Most people don't like to be told what to do; it robs them of their personal power. Some people like it because they don't have to take responsibility for making choices or their actions (I'd vehemently argue they are still 100% responsible for their actions, but that's another blog post. ) Anyway, for many of us being told what to do is a "Hot Spot." For me, it's nuclear. I have to restrain myself at four way stops when people next to me graciously waive me on. Seriously, every cell in my body wants to scream and use hand gestures, "I'll go when I'm dang well ready! Don't tell me what to do!!!" And, I'm even more volatile when people tell me I can't do something. Nothing gets me to do it faster.

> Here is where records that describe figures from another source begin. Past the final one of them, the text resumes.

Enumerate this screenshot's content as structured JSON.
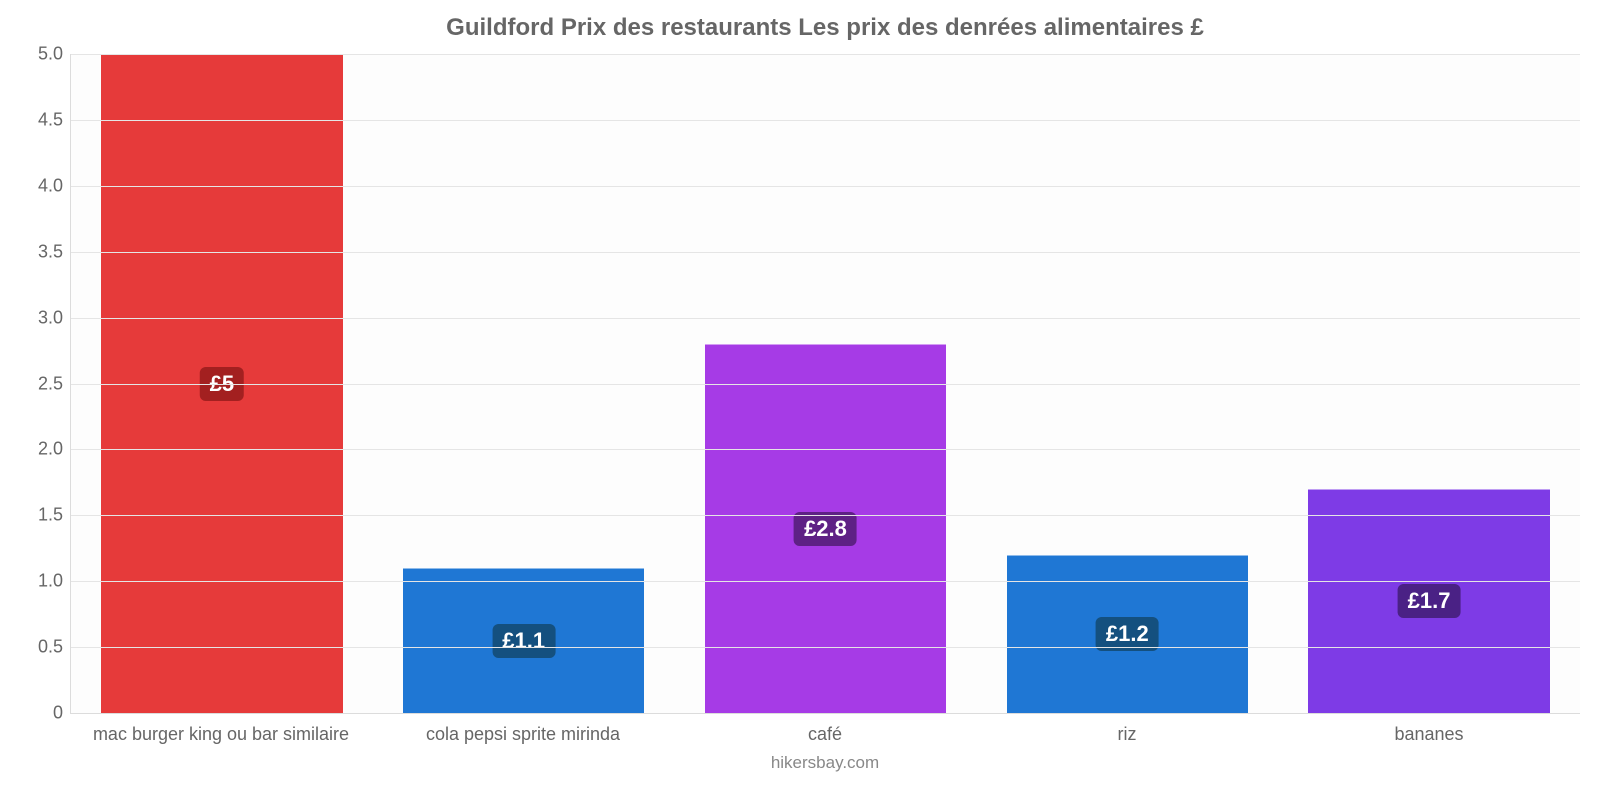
{
  "chart": {
    "type": "bar",
    "title": "Guildford Prix des restaurants Les prix des denrées alimentaires £",
    "title_fontsize": 24,
    "title_color": "#666666",
    "source": "hikersbay.com",
    "background_color": "#fdfdfd",
    "grid_color": "#e5e5e5",
    "axis_color": "#dcdcdc",
    "label_color": "#666666",
    "label_fontsize": 18,
    "ylim": [
      0,
      5
    ],
    "ytick_step": 0.5,
    "yticks": [
      {
        "v": 0,
        "label": "0"
      },
      {
        "v": 0.5,
        "label": "0.5"
      },
      {
        "v": 1.0,
        "label": "1.0"
      },
      {
        "v": 1.5,
        "label": "1.5"
      },
      {
        "v": 2.0,
        "label": "2.0"
      },
      {
        "v": 2.5,
        "label": "2.5"
      },
      {
        "v": 3.0,
        "label": "3.0"
      },
      {
        "v": 3.5,
        "label": "3.5"
      },
      {
        "v": 4.0,
        "label": "4.0"
      },
      {
        "v": 4.5,
        "label": "4.5"
      },
      {
        "v": 5.0,
        "label": "5.0"
      }
    ],
    "bar_width_pct": 80,
    "bars": [
      {
        "category": "mac burger king ou bar similaire",
        "value": 5.0,
        "value_label": "£5",
        "fill": "#e63a3a",
        "badge_bg": "#a32020"
      },
      {
        "category": "cola pepsi sprite mirinda",
        "value": 1.1,
        "value_label": "£1.1",
        "fill": "#1f77d4",
        "badge_bg": "#14507f"
      },
      {
        "category": "café",
        "value": 2.8,
        "value_label": "£2.8",
        "fill": "#a63be6",
        "badge_bg": "#5e2185"
      },
      {
        "category": "riz",
        "value": 1.2,
        "value_label": "£1.2",
        "fill": "#1f77d4",
        "badge_bg": "#14507f"
      },
      {
        "category": "bananes",
        "value": 1.7,
        "value_label": "£1.7",
        "fill": "#7e3be6",
        "badge_bg": "#4a2185"
      }
    ]
  }
}
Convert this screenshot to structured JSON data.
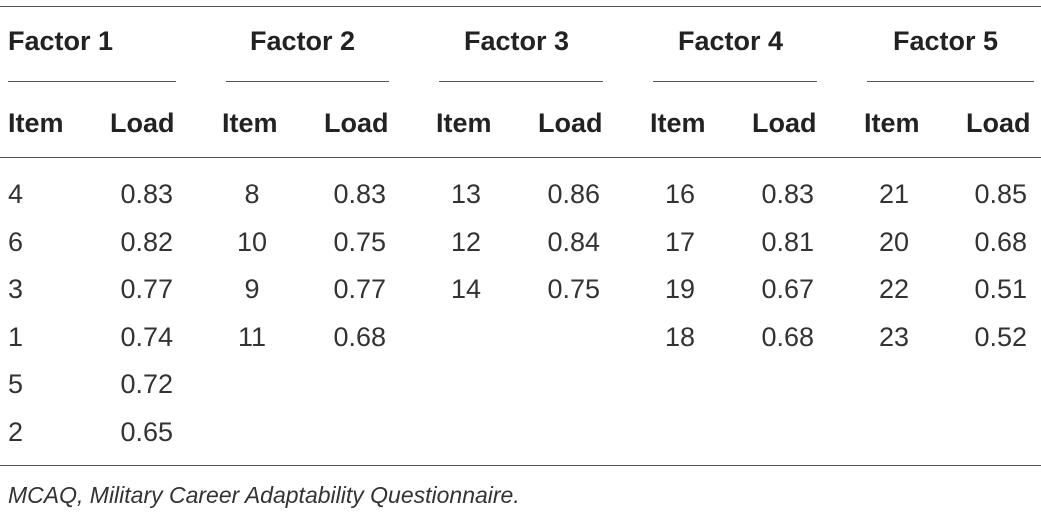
{
  "table": {
    "factors": [
      "Factor 1",
      "Factor 2",
      "Factor 3",
      "Factor 4",
      "Factor 5"
    ],
    "column_headers": [
      "Item",
      "Load"
    ],
    "groups": [
      {
        "rows": [
          [
            "4",
            "0.83"
          ],
          [
            "6",
            "0.82"
          ],
          [
            "3",
            "0.77"
          ],
          [
            "1",
            "0.74"
          ],
          [
            "5",
            "0.72"
          ],
          [
            "2",
            "0.65"
          ]
        ]
      },
      {
        "rows": [
          [
            "8",
            "0.83"
          ],
          [
            "10",
            "0.75"
          ],
          [
            "9",
            "0.77"
          ],
          [
            "11",
            "0.68"
          ]
        ]
      },
      {
        "rows": [
          [
            "13",
            "0.86"
          ],
          [
            "12",
            "0.84"
          ],
          [
            "14",
            "0.75"
          ]
        ]
      },
      {
        "rows": [
          [
            "16",
            "0.83"
          ],
          [
            "17",
            "0.81"
          ],
          [
            "19",
            "0.67"
          ],
          [
            "18",
            "0.68"
          ]
        ]
      },
      {
        "rows": [
          [
            "21",
            "0.85"
          ],
          [
            "20",
            "0.68"
          ],
          [
            "22",
            "0.51"
          ],
          [
            "23",
            "0.52"
          ]
        ]
      }
    ]
  },
  "footnote": "MCAQ, Military Career Adaptability Questionnaire."
}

My mind starts to race, "Well, we'll see about that." "Oh yes I can! Who says I can't do that, you and who's army?" " You aren't the boss of me!"
My point here is twofold. One, we need to recognize and own (take responsibility for) our hotspots. Two, we need to be conscious in our communication and intention to share power so as to avoid the unintended reactions and consequences of telling someone what to do.
Practice getting to know your hot spots, and in longterm relationships begin to recognize and respect others' hot spots as well. When a hot spot gets tapped, it's like a trigger that sets off a chain reaction of internal events. We then begin to react to our internal experience rather than acting in response to what is going on externally. So, take a moment when sparks start to fly and stop, look and listen before taking any action. Situations involving threatened personal power can soon become power struggles when we are engaged with others. So, remain calm, investigate what's triggering your internal experience. Use your manners and your I messages. Then, make requests instead of demands.
One of my favorite parenting books is, "Kids, Parents and Power Struggles." by Mary Sheedy Kurcinka. Whether you have kids or not, the underlying dynamics of power struggles are the same. And the author does a fantastic job of explaining these dynamics and how to deal with them effectively. For instance, if you tell a toddler not to kick the dresser, or their brother, tell them something they can kick - maybe it's o.k. to kick the bed. This gives them a suitable outlet for their energetic expression and allows them to retain some personal power in the situation. If you tell a child they have to do something give them some choices within that directive. Maybe they can choose the timing or the way it's done. The key is to share the power in the situation and allow the other person to maintain their personal power. This avoids a power struggle erupting and strengthens the relationship. There is always enough power to go around in every situation, so don't let your interactions become fights over who owns it, controls it or exerts it. Think collaboration rather than competition. Everyone wins when each individual maintains their personal power and acts from it.